1. Make a human connection with as many people as possible.
Leaders need to acknowledge individuals. There’s no easier way to show you value people than to learn about them and use their names when you speak with them. Knowing names and personal stories helps leaders make a powerful emotional connection with people in a short time. Leaders from the top down should be expected to know the stories of the people with whom they frequently come in contact.
Connection is increased by helping employees know each other’s stories too, especially those of people who frequently interact with each other. One way to learn more about others is to maintain an intranet-based directory including employee names, pictures, and information they feel comfortable sharing, such as interests outside work, favorite books, movies, and quotations, and other items that communicate their unique stories. Giving individuals an opportunity to express themselves brings the color of human personality into the workplace.
2. Treat and speak to employees as partners.
Treating people below you in your organization’s hierarchy as equals rather than as inferiors enhances their sense of personal value.
As a leader, you should make eye contact, say hello, and use the person’s name, if possible, when you walk by an employee. Aloof behavior only communicates that someone is not worth acknowledging. Treat employees as partners too. Don’t expect them to do personal errands for you. Think of others as partners who play different roles from yours. You will keep them connected and energized as they sense the respect you show them.
3. Help employees find the right roles.
Another way to show appreciation is to help people better understand their abilities, temperaments, and values. Each individual is a unique combination of natural and learned cognitive capabilities. Assessment tools enable people to identify their skills, temperaments, learning styles, thinking styles, and values. Providing these resources to people will help leaders place them in the roles where they will be most likely to excel. People who excel will be more likely to receive genuine recognition and respect, and well-deserved praise is encouraging and strengthens connection.
Although many companies provide personality testing to selected leaders, few offer it to people throughout the organization. Chances are it has been a tool to help leaders build a well-balanced team of people based on their personality types. This is a good start. But more tools should be used if you are serious about bringing out the best in the people you lead.
4. Educate, inform, and listen to employees.
Educating, informing, and listening to employees enhance their sense of value. If you don’t let people know what you are thinking, if you don’t inform them and hear their points of view, they’ll probably assume the worst. When people can’t see the direction they are headed, they naturally experience anxiety. Conversely, when you inform and listen to them, they will be grateful that you recognized them and valued their ideas and opinions. With information and understanding comes a greater sense of security and optimism that the future is bright.

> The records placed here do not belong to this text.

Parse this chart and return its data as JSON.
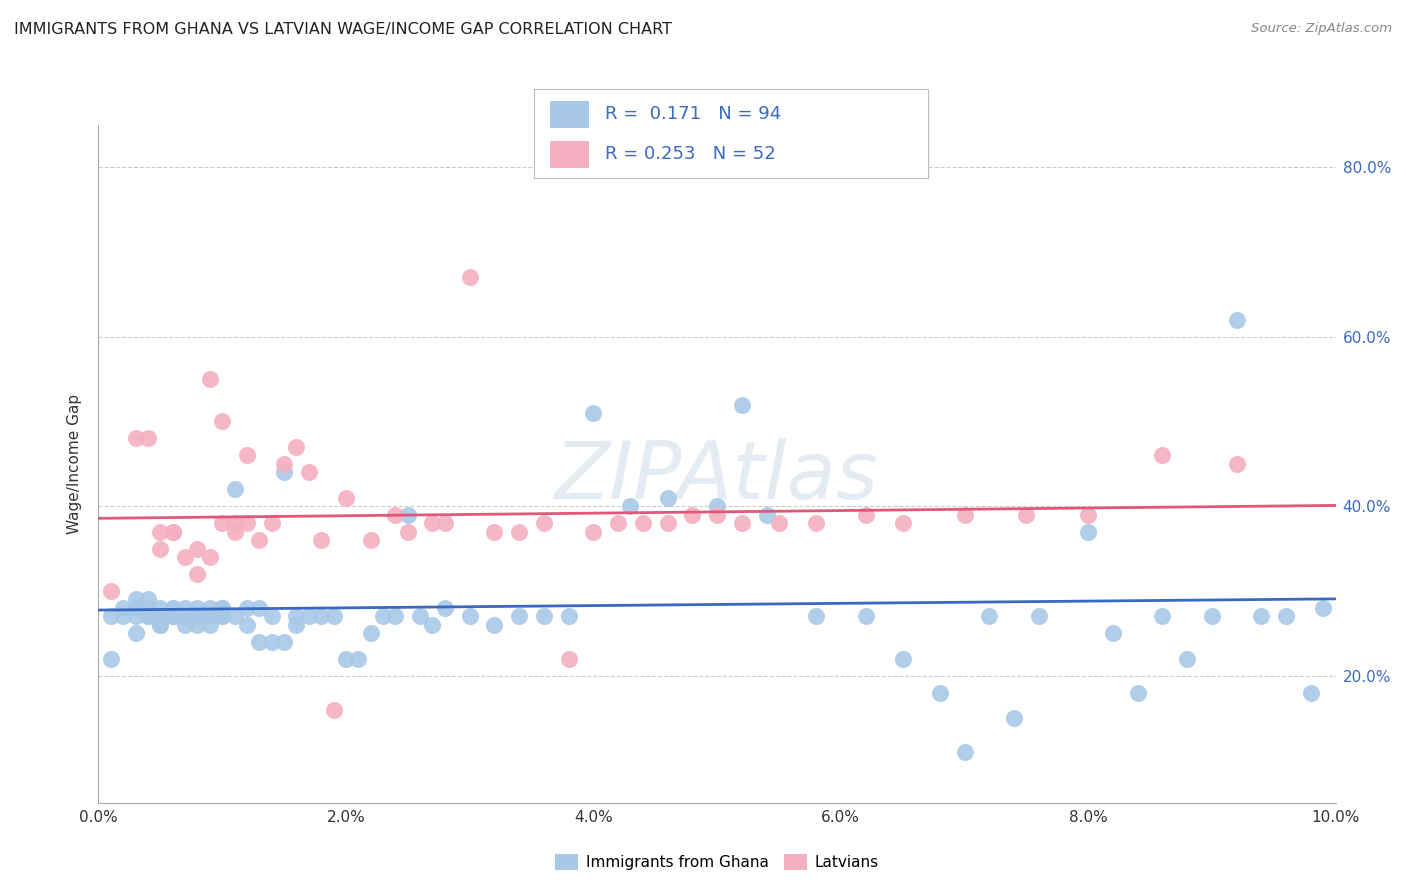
{
  "title": "IMMIGRANTS FROM GHANA VS LATVIAN WAGE/INCOME GAP CORRELATION CHART",
  "source": "Source: ZipAtlas.com",
  "ylabel": "Wage/Income Gap",
  "watermark": "ZIPAtlas",
  "xlim": [
    0.0,
    0.1
  ],
  "ylim": [
    0.05,
    0.85
  ],
  "xticks": [
    0.0,
    0.02,
    0.04,
    0.06,
    0.08,
    0.1
  ],
  "yticks": [
    0.2,
    0.4,
    0.6,
    0.8
  ],
  "ytick_labels_right": [
    "20.0%",
    "40.0%",
    "60.0%",
    "80.0%"
  ],
  "xtick_labels": [
    "0.0%",
    "2.0%",
    "4.0%",
    "6.0%",
    "8.0%",
    "10.0%"
  ],
  "blue_color": "#a8c8e8",
  "pink_color": "#f4b0c0",
  "blue_line_color": "#3a6abf",
  "pink_line_color": "#e05878",
  "text_blue": "#3a6abf",
  "legend_R_blue": "0.171",
  "legend_N_blue": "94",
  "legend_R_pink": "0.253",
  "legend_N_pink": "52",
  "legend_label_blue": "Immigrants from Ghana",
  "legend_label_pink": "Latvians",
  "blue_x": [
    0.001,
    0.001,
    0.002,
    0.002,
    0.003,
    0.003,
    0.003,
    0.003,
    0.004,
    0.004,
    0.004,
    0.004,
    0.005,
    0.005,
    0.005,
    0.005,
    0.005,
    0.005,
    0.006,
    0.006,
    0.006,
    0.006,
    0.006,
    0.007,
    0.007,
    0.007,
    0.007,
    0.007,
    0.008,
    0.008,
    0.008,
    0.008,
    0.009,
    0.009,
    0.009,
    0.009,
    0.01,
    0.01,
    0.01,
    0.01,
    0.011,
    0.011,
    0.012,
    0.012,
    0.013,
    0.013,
    0.014,
    0.014,
    0.015,
    0.015,
    0.016,
    0.016,
    0.017,
    0.018,
    0.019,
    0.02,
    0.021,
    0.022,
    0.023,
    0.024,
    0.025,
    0.026,
    0.027,
    0.028,
    0.03,
    0.032,
    0.034,
    0.036,
    0.038,
    0.04,
    0.043,
    0.046,
    0.05,
    0.052,
    0.054,
    0.058,
    0.062,
    0.065,
    0.068,
    0.07,
    0.072,
    0.074,
    0.076,
    0.08,
    0.082,
    0.084,
    0.086,
    0.088,
    0.09,
    0.092,
    0.094,
    0.096,
    0.098,
    0.099
  ],
  "blue_y": [
    0.22,
    0.27,
    0.28,
    0.27,
    0.27,
    0.28,
    0.25,
    0.29,
    0.28,
    0.27,
    0.27,
    0.29,
    0.27,
    0.28,
    0.26,
    0.26,
    0.27,
    0.27,
    0.28,
    0.27,
    0.27,
    0.27,
    0.28,
    0.27,
    0.28,
    0.27,
    0.26,
    0.27,
    0.27,
    0.28,
    0.27,
    0.26,
    0.27,
    0.28,
    0.27,
    0.26,
    0.28,
    0.27,
    0.27,
    0.28,
    0.42,
    0.27,
    0.26,
    0.28,
    0.28,
    0.24,
    0.24,
    0.27,
    0.24,
    0.44,
    0.26,
    0.27,
    0.27,
    0.27,
    0.27,
    0.22,
    0.22,
    0.25,
    0.27,
    0.27,
    0.39,
    0.27,
    0.26,
    0.28,
    0.27,
    0.26,
    0.27,
    0.27,
    0.27,
    0.51,
    0.4,
    0.41,
    0.4,
    0.52,
    0.39,
    0.27,
    0.27,
    0.22,
    0.18,
    0.11,
    0.27,
    0.15,
    0.27,
    0.37,
    0.25,
    0.18,
    0.27,
    0.22,
    0.27,
    0.62,
    0.27,
    0.27,
    0.18,
    0.28
  ],
  "pink_x": [
    0.001,
    0.003,
    0.004,
    0.005,
    0.005,
    0.006,
    0.006,
    0.007,
    0.008,
    0.008,
    0.009,
    0.009,
    0.01,
    0.01,
    0.011,
    0.011,
    0.012,
    0.012,
    0.013,
    0.014,
    0.015,
    0.016,
    0.017,
    0.018,
    0.019,
    0.02,
    0.022,
    0.024,
    0.025,
    0.027,
    0.028,
    0.03,
    0.032,
    0.034,
    0.036,
    0.038,
    0.04,
    0.042,
    0.044,
    0.046,
    0.048,
    0.05,
    0.052,
    0.055,
    0.058,
    0.062,
    0.065,
    0.07,
    0.075,
    0.08,
    0.086,
    0.092
  ],
  "pink_y": [
    0.3,
    0.48,
    0.48,
    0.35,
    0.37,
    0.37,
    0.37,
    0.34,
    0.32,
    0.35,
    0.34,
    0.55,
    0.38,
    0.5,
    0.37,
    0.38,
    0.46,
    0.38,
    0.36,
    0.38,
    0.45,
    0.47,
    0.44,
    0.36,
    0.16,
    0.41,
    0.36,
    0.39,
    0.37,
    0.38,
    0.38,
    0.67,
    0.37,
    0.37,
    0.38,
    0.22,
    0.37,
    0.38,
    0.38,
    0.38,
    0.39,
    0.39,
    0.38,
    0.38,
    0.38,
    0.39,
    0.38,
    0.39,
    0.39,
    0.39,
    0.46,
    0.45
  ]
}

5. Decentralize decision making.
Allowing people to make decisions shows them that you respect their abilities and judgment and that you value them. Many firms over the last hundred years decentralized decision making. Decentralization gained momentum when Peter Drucker persuaded Alfred P. Sloan Jr. to decentralize decision making at General Motors Corporation. It also grew when manufacturers worldwide began to adopt the Lean Manufacturing practices of Japanese companies, replacing the overspecialized, assembly-line mentality with teams that developed broader knowledge and skills and had greater autonomy. One contributor to the continued success of Toyota Motor Company and its Lexus Luxury Division is the higher quality and lower cost benefits resulting from the Toyota Production System. This management approach combines a high degree of team-based training, autonomy, decentralized decision making, and responsibility for continuous improvement.
6. Recognize the human need for work/life balance.

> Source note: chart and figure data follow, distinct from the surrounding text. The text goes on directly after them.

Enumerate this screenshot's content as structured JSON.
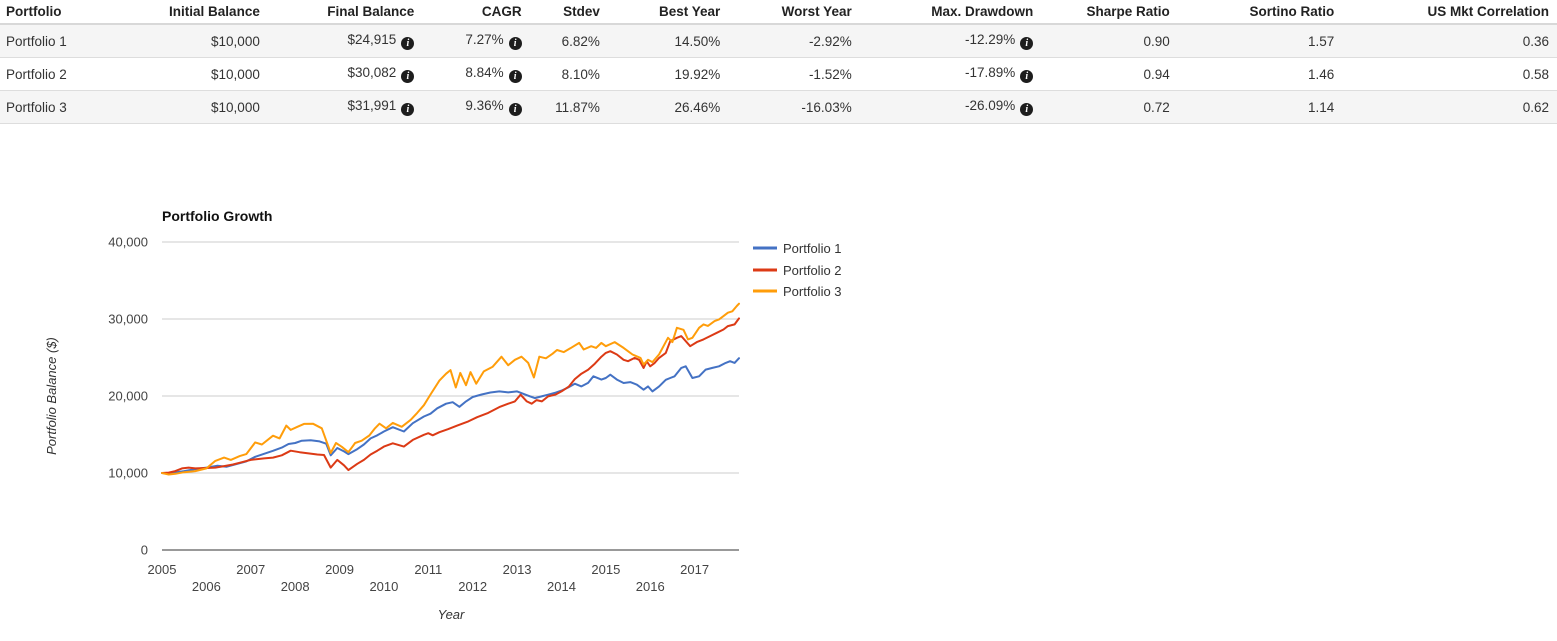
{
  "table": {
    "headers": [
      "Portfolio",
      "Initial Balance",
      "Final Balance",
      "CAGR",
      "Stdev",
      "Best Year",
      "Worst Year",
      "Max. Drawdown",
      "Sharpe Ratio",
      "Sortino Ratio",
      "US Mkt Correlation"
    ],
    "info_icon_glyph": "i",
    "rows": [
      {
        "portfolio": "Portfolio 1",
        "initial_balance": "$10,000",
        "final_balance": "$24,915",
        "cagr": "7.27%",
        "stdev": "6.82%",
        "best_year": "14.50%",
        "worst_year": "-2.92%",
        "max_drawdown": "-12.29%",
        "sharpe_ratio": "0.90",
        "sortino_ratio": "1.57",
        "us_mkt_correlation": "0.36"
      },
      {
        "portfolio": "Portfolio 2",
        "initial_balance": "$10,000",
        "final_balance": "$30,082",
        "cagr": "8.84%",
        "stdev": "8.10%",
        "best_year": "19.92%",
        "worst_year": "-1.52%",
        "max_drawdown": "-17.89%",
        "sharpe_ratio": "0.94",
        "sortino_ratio": "1.46",
        "us_mkt_correlation": "0.58"
      },
      {
        "portfolio": "Portfolio 3",
        "initial_balance": "$10,000",
        "final_balance": "$31,991",
        "cagr": "9.36%",
        "stdev": "11.87%",
        "best_year": "26.46%",
        "worst_year": "-16.03%",
        "max_drawdown": "-26.09%",
        "sharpe_ratio": "0.72",
        "sortino_ratio": "1.14",
        "us_mkt_correlation": "0.62"
      }
    ]
  },
  "chart_data": {
    "type": "line",
    "title": "Portfolio Growth",
    "xlabel": "Year",
    "ylabel": "Portfolio Balance ($)",
    "x_range": [
      2005,
      2018
    ],
    "ylim": [
      0,
      40000
    ],
    "grid": true,
    "legend_position": "right",
    "grid_color": "#cccccc",
    "axis_color": "#333333",
    "y_ticks": [
      {
        "value": 0,
        "label": "0"
      },
      {
        "value": 10000,
        "label": "10,000"
      },
      {
        "value": 20000,
        "label": "20,000"
      },
      {
        "value": 30000,
        "label": "30,000"
      },
      {
        "value": 40000,
        "label": "40,000"
      }
    ],
    "x_ticks": [
      {
        "year": 2005,
        "label": "2005",
        "row": 1
      },
      {
        "year": 2006,
        "label": "2006",
        "row": 2
      },
      {
        "year": 2007,
        "label": "2007",
        "row": 1
      },
      {
        "year": 2008,
        "label": "2008",
        "row": 2
      },
      {
        "year": 2009,
        "label": "2009",
        "row": 1
      },
      {
        "year": 2010,
        "label": "2010",
        "row": 2
      },
      {
        "year": 2011,
        "label": "2011",
        "row": 1
      },
      {
        "year": 2012,
        "label": "2012",
        "row": 2
      },
      {
        "year": 2013,
        "label": "2013",
        "row": 1
      },
      {
        "year": 2014,
        "label": "2014",
        "row": 2
      },
      {
        "year": 2015,
        "label": "2015",
        "row": 1
      },
      {
        "year": 2016,
        "label": "2016",
        "row": 2
      },
      {
        "year": 2017,
        "label": "2017",
        "row": 1
      }
    ],
    "series": [
      {
        "name": "Portfolio 1",
        "color": "#4472C4",
        "points": [
          [
            2005,
            10000
          ],
          [
            2005.17,
            9900
          ],
          [
            2005.33,
            10100
          ],
          [
            2005.5,
            10250
          ],
          [
            2005.75,
            10500
          ],
          [
            2006,
            10700
          ],
          [
            2006.25,
            10950
          ],
          [
            2006.45,
            10800
          ],
          [
            2006.7,
            11200
          ],
          [
            2006.9,
            11500
          ],
          [
            2007.1,
            12100
          ],
          [
            2007.3,
            12500
          ],
          [
            2007.5,
            12880
          ],
          [
            2007.7,
            13300
          ],
          [
            2007.85,
            13760
          ],
          [
            2008,
            13900
          ],
          [
            2008.15,
            14190
          ],
          [
            2008.35,
            14250
          ],
          [
            2008.55,
            14100
          ],
          [
            2008.7,
            13800
          ],
          [
            2008.8,
            12300
          ],
          [
            2008.95,
            13250
          ],
          [
            2009.1,
            12800
          ],
          [
            2009.2,
            12450
          ],
          [
            2009.4,
            13100
          ],
          [
            2009.55,
            13700
          ],
          [
            2009.7,
            14500
          ],
          [
            2009.85,
            14900
          ],
          [
            2010,
            15390
          ],
          [
            2010.2,
            15950
          ],
          [
            2010.45,
            15390
          ],
          [
            2010.65,
            16470
          ],
          [
            2010.9,
            17340
          ],
          [
            2011.05,
            17700
          ],
          [
            2011.2,
            18400
          ],
          [
            2011.4,
            19000
          ],
          [
            2011.55,
            19200
          ],
          [
            2011.7,
            18600
          ],
          [
            2011.85,
            19300
          ],
          [
            2012,
            19870
          ],
          [
            2012.2,
            20200
          ],
          [
            2012.4,
            20450
          ],
          [
            2012.6,
            20600
          ],
          [
            2012.8,
            20470
          ],
          [
            2013,
            20600
          ],
          [
            2013.25,
            20040
          ],
          [
            2013.4,
            19730
          ],
          [
            2013.55,
            19950
          ],
          [
            2013.7,
            20170
          ],
          [
            2013.85,
            20400
          ],
          [
            2014,
            20700
          ],
          [
            2014.15,
            21100
          ],
          [
            2014.3,
            21600
          ],
          [
            2014.45,
            21250
          ],
          [
            2014.6,
            21700
          ],
          [
            2014.72,
            22560
          ],
          [
            2014.9,
            22130
          ],
          [
            2015,
            22340
          ],
          [
            2015.1,
            22770
          ],
          [
            2015.25,
            22130
          ],
          [
            2015.4,
            21690
          ],
          [
            2015.55,
            21800
          ],
          [
            2015.7,
            21470
          ],
          [
            2015.85,
            20820
          ],
          [
            2015.95,
            21250
          ],
          [
            2016.05,
            20600
          ],
          [
            2016.2,
            21250
          ],
          [
            2016.35,
            22100
          ],
          [
            2016.45,
            22340
          ],
          [
            2016.55,
            22560
          ],
          [
            2016.7,
            23650
          ],
          [
            2016.8,
            23860
          ],
          [
            2016.95,
            22340
          ],
          [
            2017.1,
            22560
          ],
          [
            2017.25,
            23430
          ],
          [
            2017.4,
            23650
          ],
          [
            2017.55,
            23860
          ],
          [
            2017.7,
            24300
          ],
          [
            2017.8,
            24520
          ],
          [
            2017.9,
            24300
          ],
          [
            2018,
            24915
          ]
        ]
      },
      {
        "name": "Portfolio 2",
        "color": "#DC3A15",
        "points": [
          [
            2005,
            10000
          ],
          [
            2005.15,
            10050
          ],
          [
            2005.3,
            10250
          ],
          [
            2005.45,
            10600
          ],
          [
            2005.6,
            10700
          ],
          [
            2005.75,
            10600
          ],
          [
            2006,
            10650
          ],
          [
            2006.2,
            10700
          ],
          [
            2006.4,
            10900
          ],
          [
            2006.6,
            11100
          ],
          [
            2006.8,
            11400
          ],
          [
            2007,
            11700
          ],
          [
            2007.3,
            11900
          ],
          [
            2007.5,
            12000
          ],
          [
            2007.7,
            12300
          ],
          [
            2007.9,
            12900
          ],
          [
            2008.1,
            12700
          ],
          [
            2008.3,
            12540
          ],
          [
            2008.5,
            12400
          ],
          [
            2008.65,
            12340
          ],
          [
            2008.8,
            10700
          ],
          [
            2008.95,
            11700
          ],
          [
            2009.1,
            11000
          ],
          [
            2009.2,
            10380
          ],
          [
            2009.4,
            11200
          ],
          [
            2009.55,
            11700
          ],
          [
            2009.7,
            12400
          ],
          [
            2009.85,
            12900
          ],
          [
            2010,
            13430
          ],
          [
            2010.2,
            13860
          ],
          [
            2010.45,
            13430
          ],
          [
            2010.65,
            14300
          ],
          [
            2010.9,
            14960
          ],
          [
            2011,
            15170
          ],
          [
            2011.1,
            14900
          ],
          [
            2011.25,
            15300
          ],
          [
            2011.45,
            15700
          ],
          [
            2011.65,
            16160
          ],
          [
            2011.9,
            16700
          ],
          [
            2012.1,
            17250
          ],
          [
            2012.35,
            17800
          ],
          [
            2012.6,
            18560
          ],
          [
            2012.8,
            19000
          ],
          [
            2012.95,
            19300
          ],
          [
            2013.08,
            20170
          ],
          [
            2013.22,
            19300
          ],
          [
            2013.33,
            19000
          ],
          [
            2013.44,
            19470
          ],
          [
            2013.56,
            19300
          ],
          [
            2013.7,
            19950
          ],
          [
            2013.86,
            20170
          ],
          [
            2014,
            20600
          ],
          [
            2014.17,
            21250
          ],
          [
            2014.3,
            22200
          ],
          [
            2014.45,
            22900
          ],
          [
            2014.6,
            23400
          ],
          [
            2014.75,
            24200
          ],
          [
            2014.9,
            25100
          ],
          [
            2015,
            25600
          ],
          [
            2015.1,
            25820
          ],
          [
            2015.25,
            25390
          ],
          [
            2015.4,
            24700
          ],
          [
            2015.5,
            24520
          ],
          [
            2015.65,
            24950
          ],
          [
            2015.75,
            24700
          ],
          [
            2015.85,
            23640
          ],
          [
            2015.92,
            24500
          ],
          [
            2016,
            23860
          ],
          [
            2016.1,
            24300
          ],
          [
            2016.2,
            24950
          ],
          [
            2016.35,
            25600
          ],
          [
            2016.45,
            27120
          ],
          [
            2016.6,
            27560
          ],
          [
            2016.7,
            27780
          ],
          [
            2016.9,
            26470
          ],
          [
            2017.05,
            27000
          ],
          [
            2017.2,
            27350
          ],
          [
            2017.35,
            27780
          ],
          [
            2017.5,
            28210
          ],
          [
            2017.65,
            28640
          ],
          [
            2017.75,
            29080
          ],
          [
            2017.9,
            29300
          ],
          [
            2018,
            30082
          ]
        ]
      },
      {
        "name": "Portfolio 3",
        "color": "#FF9D0A",
        "points": [
          [
            2005,
            10000
          ],
          [
            2005.15,
            9800
          ],
          [
            2005.3,
            9900
          ],
          [
            2005.5,
            10100
          ],
          [
            2005.75,
            10250
          ],
          [
            2006,
            10600
          ],
          [
            2006.2,
            11570
          ],
          [
            2006.4,
            12000
          ],
          [
            2006.55,
            11700
          ],
          [
            2006.75,
            12200
          ],
          [
            2006.9,
            12450
          ],
          [
            2007.1,
            13970
          ],
          [
            2007.25,
            13700
          ],
          [
            2007.5,
            14850
          ],
          [
            2007.65,
            14500
          ],
          [
            2007.8,
            16160
          ],
          [
            2007.9,
            15600
          ],
          [
            2008.05,
            16000
          ],
          [
            2008.2,
            16380
          ],
          [
            2008.4,
            16400
          ],
          [
            2008.6,
            15800
          ],
          [
            2008.8,
            12600
          ],
          [
            2008.92,
            13900
          ],
          [
            2009.05,
            13400
          ],
          [
            2009.2,
            12700
          ],
          [
            2009.35,
            13900
          ],
          [
            2009.5,
            14200
          ],
          [
            2009.67,
            14870
          ],
          [
            2009.8,
            15800
          ],
          [
            2009.9,
            16400
          ],
          [
            2010.05,
            15800
          ],
          [
            2010.2,
            16500
          ],
          [
            2010.4,
            16000
          ],
          [
            2010.6,
            16900
          ],
          [
            2010.75,
            17800
          ],
          [
            2010.9,
            18800
          ],
          [
            2011.05,
            20200
          ],
          [
            2011.25,
            22000
          ],
          [
            2011.4,
            22900
          ],
          [
            2011.5,
            23370
          ],
          [
            2011.62,
            21100
          ],
          [
            2011.72,
            23000
          ],
          [
            2011.85,
            21400
          ],
          [
            2011.95,
            23100
          ],
          [
            2012.08,
            21600
          ],
          [
            2012.25,
            23200
          ],
          [
            2012.45,
            23800
          ],
          [
            2012.65,
            25100
          ],
          [
            2012.8,
            24000
          ],
          [
            2012.95,
            24700
          ],
          [
            2013.1,
            25100
          ],
          [
            2013.25,
            24300
          ],
          [
            2013.38,
            22400
          ],
          [
            2013.5,
            25100
          ],
          [
            2013.65,
            24900
          ],
          [
            2013.8,
            25500
          ],
          [
            2013.9,
            25970
          ],
          [
            2014.05,
            25700
          ],
          [
            2014.2,
            26200
          ],
          [
            2014.4,
            26900
          ],
          [
            2014.5,
            26040
          ],
          [
            2014.67,
            26470
          ],
          [
            2014.78,
            26250
          ],
          [
            2014.9,
            26900
          ],
          [
            2015,
            26470
          ],
          [
            2015.2,
            27000
          ],
          [
            2015.4,
            26250
          ],
          [
            2015.5,
            25820
          ],
          [
            2015.6,
            25390
          ],
          [
            2015.78,
            24950
          ],
          [
            2015.85,
            24080
          ],
          [
            2015.95,
            24700
          ],
          [
            2016.05,
            24400
          ],
          [
            2016.2,
            25400
          ],
          [
            2016.3,
            26470
          ],
          [
            2016.4,
            27560
          ],
          [
            2016.5,
            27000
          ],
          [
            2016.6,
            28860
          ],
          [
            2016.75,
            28600
          ],
          [
            2016.85,
            27350
          ],
          [
            2016.95,
            27560
          ],
          [
            2017.1,
            28860
          ],
          [
            2017.2,
            29300
          ],
          [
            2017.3,
            29100
          ],
          [
            2017.45,
            29730
          ],
          [
            2017.55,
            29950
          ],
          [
            2017.65,
            30380
          ],
          [
            2017.75,
            30820
          ],
          [
            2017.85,
            31000
          ],
          [
            2017.95,
            31690
          ],
          [
            2018,
            31991
          ]
        ]
      }
    ]
  }
}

Finally, we all have times when things outside work require our undivided attention. It may be the health of a loved one or our own health. Leaders need to balance giving employees time off to attend to urgent needs in their personal lives and being fair to other employees who have to do more work when a colleague is away.

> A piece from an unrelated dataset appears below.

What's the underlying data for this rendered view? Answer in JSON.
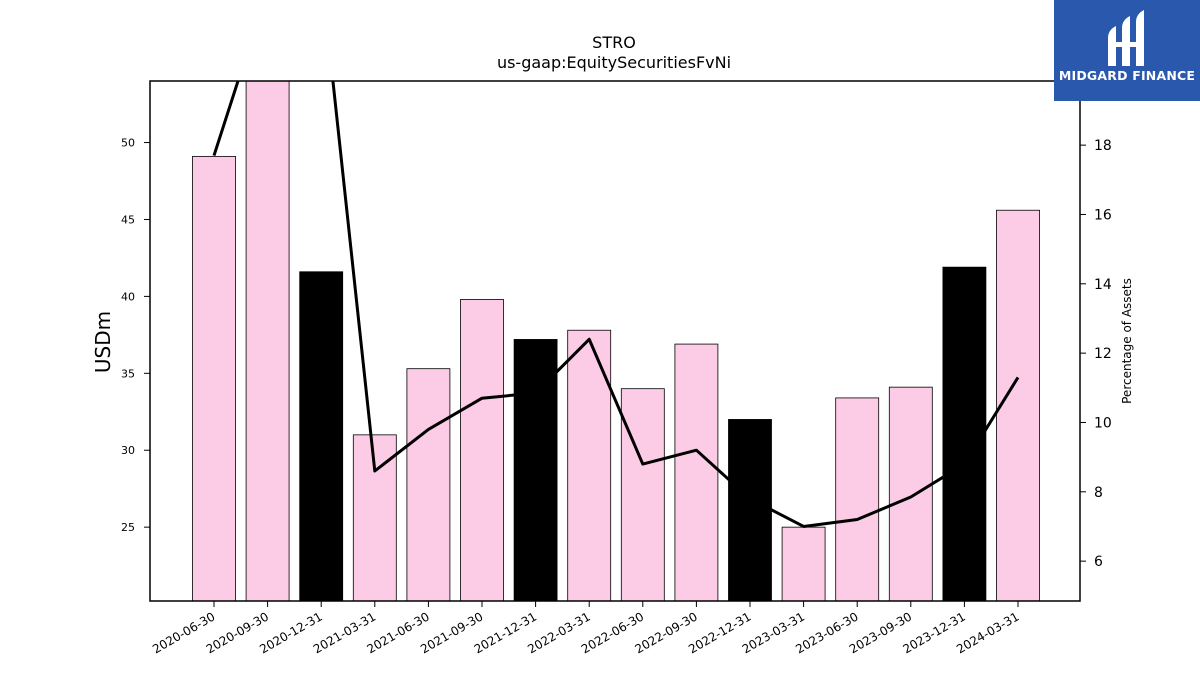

Encouraging people to get sufficient rest and relaxation outside work is an important part of keeping people from burning out. Toward the end of most days, President Franklin Delano Roosevelt held a gathering for cocktails and poker where the only rule was that no one could talk politics. He cherished the time to relax and recharge. It revived his energy level and helped him maintain the optimism to lead America out of the Depression and through World War II. It also stimulated his creativity. During a vacation that some members of the press criticized FDR for taking, the president conceived the Lend Lease program to provide military assets to Great Britain in its hour of need.
Successful leaders imbue the culture they are responsible for leading with human value. Leaders such as Napoleon and George Pullman failed, at least in part, because they didn’t understand what motivates and demotivates people. Wise leaders know that applying human value in the work culture can make a world of difference by connecting and firing up people, ultimately affecting their own success or failure as leaders.